Getting into the Army aviation museum presented a challenge. Those aiming to see the collection of 160 aircraft – including largest display of military helicopters in the world – must first get onto the post. Vehicle operators must have a valid driver’s license, vehicle registration, and proof of insurance to enter the gates at Fort Rucker. All visitors must be U.S. citizens and, those over 16 years old must have photo identification. And, the country must not be on high security alert. Calling ahead for status is prudent.
We made the unwitting mistake of visiting on Family Day which meant a 70-minute wait to have credentials checked and be issued a temporary ID card. We learned most waits are closer to 15 minutes.
Finally, we made it. We were there. Inside the hangar, to the left we found the OH-6 hanging on an angle with a GI mannequin leaning out the door scout style. The helicopter was set in a vignette, as if on reconnaissance mission. Below it was a part of Huey with broken rotors and partially submerged in fake swamp muck.
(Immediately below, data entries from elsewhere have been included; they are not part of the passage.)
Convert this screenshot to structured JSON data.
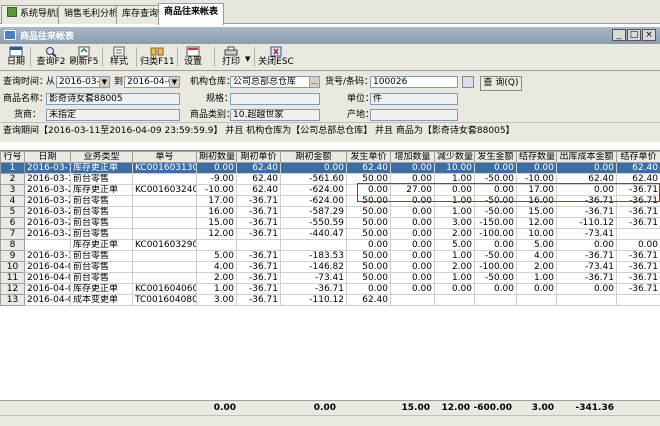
{
  "tabs": [
    {
      "label": "系统导航图",
      "active": false
    },
    {
      "label": "销售毛利分析",
      "active": false
    },
    {
      "label": "库存查询",
      "active": false
    },
    {
      "label": "商品往来帐表",
      "active": true
    }
  ],
  "window_title": "商品往来帐表",
  "toolbar": [
    {
      "label": "日期",
      "icon": "calendar-icon"
    },
    {
      "label": "查询F2",
      "icon": "search-icon"
    },
    {
      "label": "刷新F5",
      "icon": "refresh-icon"
    },
    {
      "label": "样式",
      "icon": "style-icon"
    },
    {
      "label": "归类F11",
      "icon": "group-icon"
    },
    {
      "label": "设置",
      "icon": "settings-icon"
    },
    {
      "label": "打印",
      "icon": "print-icon"
    },
    {
      "label": "关闭ESC",
      "icon": "close-icon"
    }
  ],
  "form": {
    "query_time_label": "查询时间：",
    "from_label": "从",
    "date_from": "2016-03-11",
    "to_label": "到",
    "date_to": "2016-04-09",
    "warehouse_label": "机构仓库：",
    "warehouse_value": "公司总部总仓库",
    "code_label": "货号/条码：",
    "code_value": "100026",
    "query_button": "查 询(Q)",
    "name_label": "商品名称：",
    "name_value": "影奇诗女套88005",
    "spec_label": "规格：",
    "spec_value": "",
    "unit_label": "单位：",
    "unit_value": "件",
    "shelf_label": "货商：",
    "shelf_value": "未指定",
    "category_label": "商品类别：",
    "category_value": "10.超越世家",
    "origin_label": "产地：",
    "origin_value": ""
  },
  "condition_text": "查询期间【2016-03-11至2016-04-09 23:59:59.9】 并且 机构仓库为【公司总部总仓库】 并且 商品为【影奇诗女套88005】",
  "columns": [
    "行号",
    "日期",
    "业务类型",
    "单号",
    "期初数量",
    "期初单价",
    "期初金额",
    "发生单价",
    "增加数量",
    "减少数量",
    "发生金额",
    "结存数量",
    "出库成本金额",
    "结存单价"
  ],
  "rows": [
    [
      "1",
      "2016-03-13",
      "库存更正单",
      "KC001603130001",
      "0.00",
      "62.40",
      "0.00",
      "62.40",
      "0.00",
      "10.00",
      "0.00",
      "0.00",
      "0.00",
      "62.40"
    ],
    [
      "2",
      "2016-03-14",
      "前台零售",
      "",
      "-9.00",
      "62.40",
      "-561.60",
      "50.00",
      "0.00",
      "1.00",
      "-50.00",
      "-10.00",
      "62.40",
      "62.40"
    ],
    [
      "3",
      "2016-03-24",
      "库存更正单",
      "KC001603240002",
      "-10.00",
      "62.40",
      "-624.00",
      "0.00",
      "27.00",
      "0.00",
      "0.00",
      "17.00",
      "0.00",
      "-36.71"
    ],
    [
      "4",
      "2016-03-26",
      "前台零售",
      "",
      "17.00",
      "-36.71",
      "-624.00",
      "50.00",
      "0.00",
      "1.00",
      "-50.00",
      "16.00",
      "-36.71",
      "-36.71"
    ],
    [
      "5",
      "2016-03-27",
      "前台零售",
      "",
      "16.00",
      "-36.71",
      "-587.29",
      "50.00",
      "0.00",
      "1.00",
      "-50.00",
      "15.00",
      "-36.71",
      "-36.71"
    ],
    [
      "6",
      "2016-03-28",
      "前台零售",
      "",
      "15.00",
      "-36.71",
      "-550.59",
      "50.00",
      "0.00",
      "3.00",
      "-150.00",
      "12.00",
      "-110.12",
      "-36.71"
    ],
    [
      "7",
      "2016-03-29",
      "前台零售",
      "",
      "12.00",
      "-36.71",
      "-440.47",
      "50.00",
      "0.00",
      "2.00",
      "-100.00",
      "10.00",
      "-73.41",
      ""
    ],
    [
      "8",
      "",
      "库存更正单",
      "KC001603290001",
      "",
      "",
      "",
      "0.00",
      "0.00",
      "5.00",
      "0.00",
      "5.00",
      "0.00",
      "0.00"
    ],
    [
      "9",
      "2016-03-30",
      "前台零售",
      "",
      "5.00",
      "-36.71",
      "-183.53",
      "50.00",
      "0.00",
      "1.00",
      "-50.00",
      "4.00",
      "-36.71",
      "-36.71"
    ],
    [
      "10",
      "2016-04-01",
      "前台零售",
      "",
      "4.00",
      "-36.71",
      "-146.82",
      "50.00",
      "0.00",
      "2.00",
      "-100.00",
      "2.00",
      "-73.41",
      "-36.71"
    ],
    [
      "11",
      "2016-04-03",
      "前台零售",
      "",
      "2.00",
      "-36.71",
      "-73.41",
      "50.00",
      "0.00",
      "1.00",
      "-50.00",
      "1.00",
      "-36.71",
      "-36.71"
    ],
    [
      "12",
      "2016-04-06",
      "库存更正单",
      "KC001604060001",
      "1.00",
      "-36.71",
      "-36.71",
      "0.00",
      "0.00",
      "0.00",
      "0.00",
      "0.00",
      "0.00",
      "-36.71"
    ],
    [
      "13",
      "2016-04-08",
      "成本变更单",
      "TC001604080001",
      "3.00",
      "-36.71",
      "-110.12",
      "62.40",
      "",
      "",
      "",
      "",
      "",
      ""
    ]
  ],
  "selected_row": 0,
  "totals": {
    "qty_begin": "0.00",
    "amount_begin": "0.00",
    "increase": "15.00",
    "decrease": "12.00",
    "amount": "-600.00",
    "balance": "3.00",
    "cost": "-341.36"
  }
}
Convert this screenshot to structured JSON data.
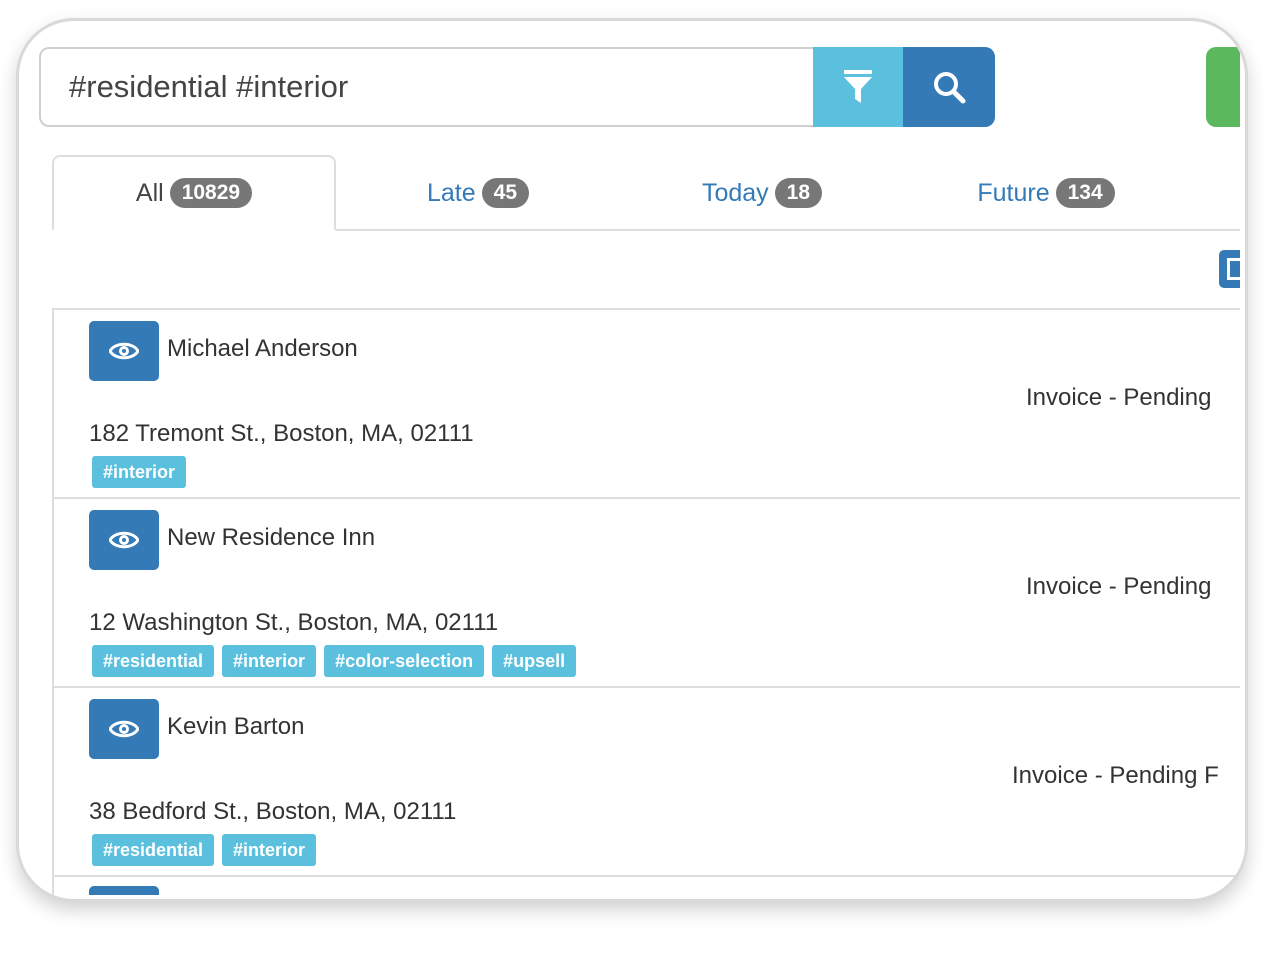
{
  "search": {
    "value": "#residential #interior"
  },
  "tabs": [
    {
      "label": "All",
      "count": "10829"
    },
    {
      "label": "Late",
      "count": "45"
    },
    {
      "label": "Today",
      "count": "18"
    },
    {
      "label": "Future",
      "count": "134"
    }
  ],
  "rows": [
    {
      "name": "Michael Anderson",
      "status": "Invoice - Pending",
      "address": "182 Tremont St., Boston, MA, 02111",
      "tags": [
        "#interior"
      ]
    },
    {
      "name": "New Residence Inn",
      "status": "Invoice - Pending",
      "address": "12 Washington St., Boston, MA, 02111",
      "tags": [
        "#residential",
        "#interior",
        "#color-selection",
        "#upsell"
      ]
    },
    {
      "name": "Kevin Barton",
      "status": "Invoice - Pending F",
      "address": "38 Bedford St., Boston, MA, 02111",
      "tags": [
        "#residential",
        "#interior"
      ]
    }
  ],
  "colors": {
    "primary": "#337ab7",
    "info": "#5bc0de",
    "success": "#5cb85c",
    "badge": "#777777"
  }
}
Gary was disappointed. The single display tucked away lacked impact compared to other displays. It seemed too simple for a dangerous treetop flyer. It’s hard to say what display might convey an emotional impact worthy of the lives sacrificed. But, this wasn’t it for Gary.
Next to the display was a Vietnam War Memorial exhibit, a dark wall inscribed with the 4,347 names of pilots, co-pilots, crew chiefs, crew members, door gunners and medics who died of aviation-related injuries. There Gary touched and was touched by the names of four men in his troop who lost their lives on missions in fall 1972.
On October 26, while Dexter B. Florence and Keven Z. Goodno were attempting to capture an NVA flag in Quang Nam province, a Claymore mine detonated leaving them with fatal injuries. Less than two weeks later on November 5, a command-detonated mine killed Joseph F. Denardo and Steven L. Taylor in Quai Nang Province.
The static display took on new meaning as Gary shared his stories of a drinking rum and Coke with Goodno on the Saturday before the young man died in his low-flying OH-6. Today, some of the young men would have been too young to buy beer. It all seems so distant and official, but some of these guys were just kids, the age of my oldest son, flying helicopters and offering their lives for a mission.
My perspective shifted. I understood why Gary wants to see the OH-6 occupy visual space that pushes it into emotional space. Thinking about a 19-year-old Gary or my teenage sons being in those choppers made me shiver. I hurried back into the Alabama sunshine.